Takeoff is a transition from moving along the ground (taxiing) to flying in the air. Conventional airplanes accelerate along the runway to generate enough lift for takeoff, while helicopters and VTOL aircraft such as Harrier jump jets fly vertically using thrust alone.
A safe takeoff starts with good planning and thorough inspections. Students and instructors work together to complete a pre-takeoff flow or checklist to verify the aircraft is ready for flight. If departing from a towered airport, the pilot must request a takeoff clearance from the control tower before taxiing onto the runway. Tower controllers routinely provide wind information on their clearances, so pilots must pay attention to this data when lining up for a takeoff.
During the takeoff run, the student must make sure the aircraft is aligned with the runway centerline and that both principal ASIs are indicating normal speeds at the check speed. If the pilot notices a deviation from these normal conditions, it is important to stop the airplane and determine if the deviation can be corrected prior to rotation.

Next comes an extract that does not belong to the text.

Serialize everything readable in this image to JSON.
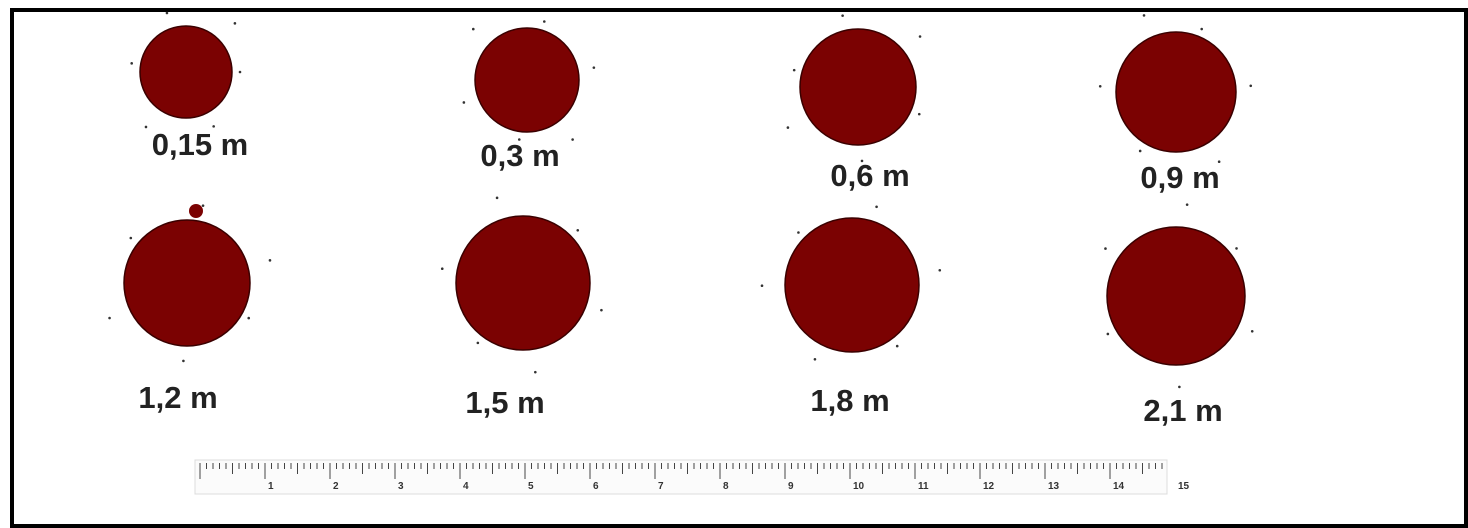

Once the aircraft has reached takeoff power, it is important to scan the engine gauges and power instruments for proper indications. This scan includes a look at the engine oil pressure to be sure it is a reasonable amount for the current conditions and a check that both the propeller blades are in takeoff position.
If the engine is not generating sufficient power to overcome gravity, it is important to reduce the throttle and rotate the aircraft into the takeoff attitude. It is helpful for a student to learn what the target pitch attitude for rotation looks like from the cockpit, and ask an instructor for a demonstration.